China stocks jump on stimulus expectations

Reuters03-28

SHANGHAI, March 28 (Reuters) - China stocks jumped on Thursday, on expectations that Beijing will take more aggressive measures to stimulate the economy, while an official's speech also helped sentiment.

** President Xi has told China's financial cadres that active monetary policy toolkit must include a controversial means of injecting liquidity into the economy, South China Morning Post reported on Thursday.

** Top legislator Zhao Leji said on Thursday China's economy will provide a strong driving force for the world recovery, promising the door of the country's opening can only get bigger. China will reduce "negative list" for foreign investors, he said.

** Broad Asian markets also rose, and investors are waiting on U.S. core inflation figures due on Friday to gauge the Federal Reserve's rate cut pace.

** At the midday break, the Shanghai Composite index was up 1.09% at 3,025.89 points, on course for its biggest one-day jump in a month.

** China's blue-chip CSI300 index was up 1.12%, with its financial sector sub-index lower by 0.14%, the consumer staples sector up 0.62%, the real estate index up 0.5% and the healthcare sub-index

up 1.02%.

** Chinese H-shares listed in Hong Kong rose 2.2% to 5,853.92, while the Hang Seng Index was up 1.63% at 16,660.76.
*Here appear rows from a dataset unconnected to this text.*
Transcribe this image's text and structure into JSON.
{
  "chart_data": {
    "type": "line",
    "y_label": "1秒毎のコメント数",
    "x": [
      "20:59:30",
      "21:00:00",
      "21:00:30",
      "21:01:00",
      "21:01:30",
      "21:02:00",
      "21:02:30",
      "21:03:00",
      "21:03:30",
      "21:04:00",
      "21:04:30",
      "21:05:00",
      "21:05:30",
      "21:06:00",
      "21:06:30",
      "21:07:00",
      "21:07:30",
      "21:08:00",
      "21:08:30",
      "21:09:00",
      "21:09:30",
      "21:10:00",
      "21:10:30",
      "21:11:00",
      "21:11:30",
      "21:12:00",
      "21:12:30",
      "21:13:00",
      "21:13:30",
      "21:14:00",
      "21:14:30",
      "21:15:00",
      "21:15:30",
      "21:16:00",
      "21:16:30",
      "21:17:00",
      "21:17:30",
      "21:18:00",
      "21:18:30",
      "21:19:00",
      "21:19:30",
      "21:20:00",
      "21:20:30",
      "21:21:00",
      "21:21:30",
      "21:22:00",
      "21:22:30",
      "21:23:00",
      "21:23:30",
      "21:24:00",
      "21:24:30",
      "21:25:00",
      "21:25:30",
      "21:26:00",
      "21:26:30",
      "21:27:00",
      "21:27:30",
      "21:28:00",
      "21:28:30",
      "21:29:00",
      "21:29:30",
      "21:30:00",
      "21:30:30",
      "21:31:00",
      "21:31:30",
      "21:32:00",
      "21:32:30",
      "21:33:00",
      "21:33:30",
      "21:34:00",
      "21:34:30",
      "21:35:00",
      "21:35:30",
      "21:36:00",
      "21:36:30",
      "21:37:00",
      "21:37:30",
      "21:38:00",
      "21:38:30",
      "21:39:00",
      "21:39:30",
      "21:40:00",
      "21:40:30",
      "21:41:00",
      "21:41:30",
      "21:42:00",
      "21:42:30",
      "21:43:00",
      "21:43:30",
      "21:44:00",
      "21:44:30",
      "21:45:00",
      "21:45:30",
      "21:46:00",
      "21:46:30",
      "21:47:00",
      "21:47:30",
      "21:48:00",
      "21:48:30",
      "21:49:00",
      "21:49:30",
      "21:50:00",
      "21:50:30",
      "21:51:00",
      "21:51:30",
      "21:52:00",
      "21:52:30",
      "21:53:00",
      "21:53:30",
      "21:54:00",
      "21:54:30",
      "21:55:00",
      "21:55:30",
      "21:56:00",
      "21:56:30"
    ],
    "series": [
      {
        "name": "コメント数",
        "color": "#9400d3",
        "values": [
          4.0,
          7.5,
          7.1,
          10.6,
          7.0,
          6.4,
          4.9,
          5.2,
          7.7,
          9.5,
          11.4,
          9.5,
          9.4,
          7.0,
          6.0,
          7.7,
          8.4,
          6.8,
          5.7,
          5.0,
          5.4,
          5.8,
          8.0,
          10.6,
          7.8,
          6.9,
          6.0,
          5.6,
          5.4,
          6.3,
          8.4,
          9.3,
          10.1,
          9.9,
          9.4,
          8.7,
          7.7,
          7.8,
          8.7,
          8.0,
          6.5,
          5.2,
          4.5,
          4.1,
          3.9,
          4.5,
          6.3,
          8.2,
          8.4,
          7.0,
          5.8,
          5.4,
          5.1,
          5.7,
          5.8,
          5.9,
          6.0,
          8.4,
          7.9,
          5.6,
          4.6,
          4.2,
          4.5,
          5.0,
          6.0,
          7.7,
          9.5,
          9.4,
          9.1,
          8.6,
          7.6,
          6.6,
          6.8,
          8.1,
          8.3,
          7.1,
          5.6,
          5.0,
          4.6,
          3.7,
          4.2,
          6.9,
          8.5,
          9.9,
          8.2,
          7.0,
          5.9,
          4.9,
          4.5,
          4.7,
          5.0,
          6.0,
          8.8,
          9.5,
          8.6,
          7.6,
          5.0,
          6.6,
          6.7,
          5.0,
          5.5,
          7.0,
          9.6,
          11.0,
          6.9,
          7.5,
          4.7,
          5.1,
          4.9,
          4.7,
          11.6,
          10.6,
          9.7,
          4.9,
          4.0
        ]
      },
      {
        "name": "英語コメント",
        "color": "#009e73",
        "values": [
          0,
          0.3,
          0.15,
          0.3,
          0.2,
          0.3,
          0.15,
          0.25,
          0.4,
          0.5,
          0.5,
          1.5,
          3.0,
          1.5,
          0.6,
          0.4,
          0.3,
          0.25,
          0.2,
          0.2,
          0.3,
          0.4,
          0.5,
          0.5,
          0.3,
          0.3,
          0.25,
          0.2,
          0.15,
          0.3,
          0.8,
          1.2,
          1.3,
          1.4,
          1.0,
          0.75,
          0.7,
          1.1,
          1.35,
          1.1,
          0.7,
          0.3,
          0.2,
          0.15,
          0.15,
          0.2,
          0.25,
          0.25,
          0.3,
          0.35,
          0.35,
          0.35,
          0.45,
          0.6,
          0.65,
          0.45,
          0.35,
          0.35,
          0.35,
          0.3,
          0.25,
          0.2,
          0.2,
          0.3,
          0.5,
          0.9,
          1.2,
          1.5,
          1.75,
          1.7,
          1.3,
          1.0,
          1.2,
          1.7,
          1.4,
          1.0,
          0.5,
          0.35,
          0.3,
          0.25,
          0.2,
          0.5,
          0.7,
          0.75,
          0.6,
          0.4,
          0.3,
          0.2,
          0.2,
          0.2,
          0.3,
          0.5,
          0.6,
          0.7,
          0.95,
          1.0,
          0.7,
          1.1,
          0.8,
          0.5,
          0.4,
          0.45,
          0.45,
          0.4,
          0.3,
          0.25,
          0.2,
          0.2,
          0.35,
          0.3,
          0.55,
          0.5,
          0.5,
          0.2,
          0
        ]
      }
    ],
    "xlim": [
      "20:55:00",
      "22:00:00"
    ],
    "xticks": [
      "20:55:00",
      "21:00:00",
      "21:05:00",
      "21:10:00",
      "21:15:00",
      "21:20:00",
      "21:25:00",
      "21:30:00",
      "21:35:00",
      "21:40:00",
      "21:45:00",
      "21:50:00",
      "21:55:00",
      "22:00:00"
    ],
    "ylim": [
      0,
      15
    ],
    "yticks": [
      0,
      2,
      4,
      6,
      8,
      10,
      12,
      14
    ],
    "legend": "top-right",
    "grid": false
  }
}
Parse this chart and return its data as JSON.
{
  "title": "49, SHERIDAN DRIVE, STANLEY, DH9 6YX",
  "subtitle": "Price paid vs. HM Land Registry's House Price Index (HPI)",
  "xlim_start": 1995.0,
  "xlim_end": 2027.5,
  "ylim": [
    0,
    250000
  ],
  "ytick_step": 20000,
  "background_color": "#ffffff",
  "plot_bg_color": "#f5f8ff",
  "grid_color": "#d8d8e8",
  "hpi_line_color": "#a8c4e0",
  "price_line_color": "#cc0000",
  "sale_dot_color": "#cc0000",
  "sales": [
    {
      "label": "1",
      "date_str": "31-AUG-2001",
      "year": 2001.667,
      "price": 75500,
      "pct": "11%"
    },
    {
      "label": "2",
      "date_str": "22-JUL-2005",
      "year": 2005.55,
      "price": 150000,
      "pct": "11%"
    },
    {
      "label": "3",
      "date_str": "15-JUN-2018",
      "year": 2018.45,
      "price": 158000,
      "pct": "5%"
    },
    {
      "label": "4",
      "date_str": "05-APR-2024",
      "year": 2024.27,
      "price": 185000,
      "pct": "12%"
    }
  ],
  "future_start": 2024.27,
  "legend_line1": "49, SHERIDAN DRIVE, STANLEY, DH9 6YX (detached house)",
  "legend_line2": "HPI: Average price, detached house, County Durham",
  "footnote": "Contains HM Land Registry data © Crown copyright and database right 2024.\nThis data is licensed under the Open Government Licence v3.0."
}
** The smaller Shenzhen index was up 2.38%, the start-up board ChiNext Composite index was higher by 1.88% and Shanghai's tech-focused STAR50 index was up 2.15%.

** Around the region, MSCI's Asia ex-Japan stock index

was firmer by 0.61% while Japan's Nikkei index

was down 1.23%.

** The largest percentage gainers in the main Shanghai Composite index were Geovis Technology Co Ltd , up 16.09%, followed by Chengdu JOUAV Automation Tech Co Ltd

, gaining 13.55%, and Piesat Information Technology Co Ltd , up by 13.16%.

** The top gainers among H-shares were Haier Smart Home Co Ltd , up 7.33%, followed by Meituan , gaining 7.24%, and JD.Com Inc , up by 6.85%.